Individual study is a privilege reserved for students who want to pursue a course of reading or complete a research project on a topic not regularly offered in the curriculum. It is intended to supplement, not take the place of, coursework. Individual study cannot be used to fulfill requirements for the major. To qualify, a student must identify a member of the mathematics department willing to direct the project. The professor, in consultation with the student, creates a tentative syllabus (including a list of readings and/or problems, goals and tasks) and describes in some detail the methods of assessment (e.g., problem sets to be submitted for evaluation biweekly; a 20-page research paper submitted at the course's end, with rough drafts due at given intervals; and so on). The department expects the student to meet regularly with his or her instructor for at least one hour per week. All standard enrollment/registration deadlines for regular college courses apply. Because students must enroll for individual studies by the end of the seventh class day of each semester, they should begin discussion of the proposed individual study by the semester before, so that there is time to devise the proposal and seek departmental approval. Individual study courses may be counted as electives in the mathematics major, subject to consultation with and approval by the Department of Mathematics and Statistics. Permission of instructor and department chair required. No prerequisite.\n\n
This course consists largely of an independent project in which students read several sources to learn about a mathematical topic that complements material studied in other courses, usually an already completed depth sequence. This study culminates in an expository paper and a public or semi-public presentation before an audience consisting of at least several members of the mathematics faculty as well as an outside examiner. Permission of department chair required. Prerequisite: senior standing and the completion of at least one two-semester sequence at the junior-senior level.

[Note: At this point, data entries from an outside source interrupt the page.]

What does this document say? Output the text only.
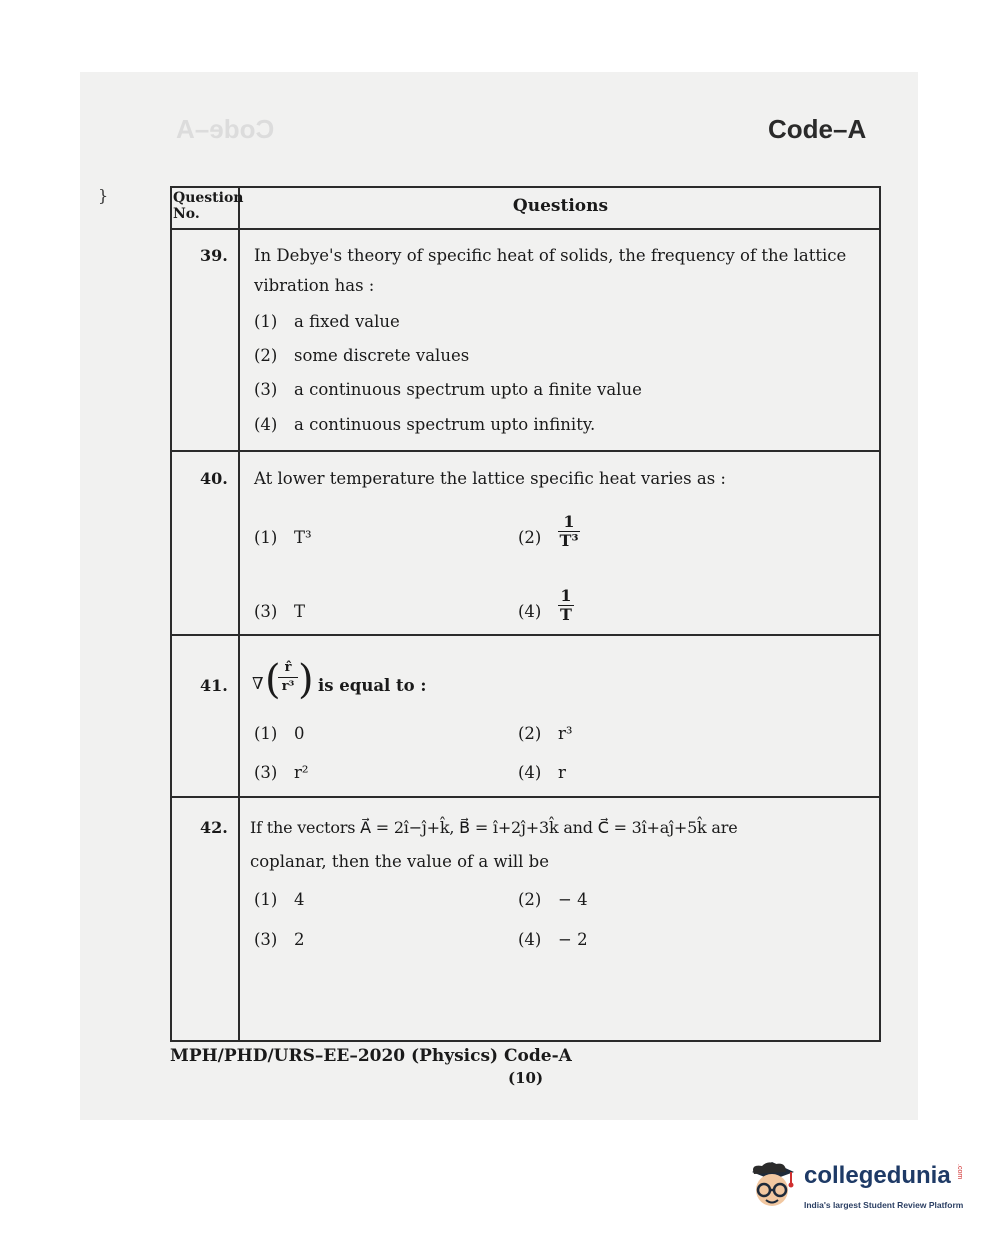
Code–A	Code–A
}	Question No.	Questions
39. In Debye's theory of specific heat of solids, the frequency of the lattice
vibration has :
(1) a fixed value
(2) some discrete values
(3) a continuous spectrum upto a finite value
(4) a continuous spectrum upto infinity.
40. At lower temperature the lattice specific heat varies as :
(1) T³	(2)
1
T³
(3) T	(4)
1
T
41. ∇ ( r̂
r³ ) is equal to :
(1) 0	(2) r³
(3) r²	(4) r
42. If the vectors A⃗ = 2î−ĵ+k̂, B⃗ = î+2ĵ+3k̂ and C⃗ = 3î+aĵ+5k̂ are
coplanar, then the value of a will be
(1) 4	(2) − 4
(3) 2	(4) − 2
MPH/PHD/URS–EE–2020 (Physics) Code-A
(10)
collegedunia .com
India's largest Student Review Platform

This is a basic course in statistics. The topics covered are the nature of statistical reasoning, graphical and descriptive statistical methods, design of experiments, sampling methods, probability, probability distributions, sampling distributions, estimation and statistical inference. Confidence intervals and hypothesis tests for means and proportions are studied in the one- and two-sample settings. The course concludes with inference-regarding correlation, linear regression, chi-square tests for two-way tables and one-way ANOVA. Statistical software is used throughout the course, and students engage in a wide variety of hands-on projects. This counts toward the core course requirement for the major. Students with credit for STAT 116 cannot take STAT 106 for credit. No prerequisite. Offered every semester.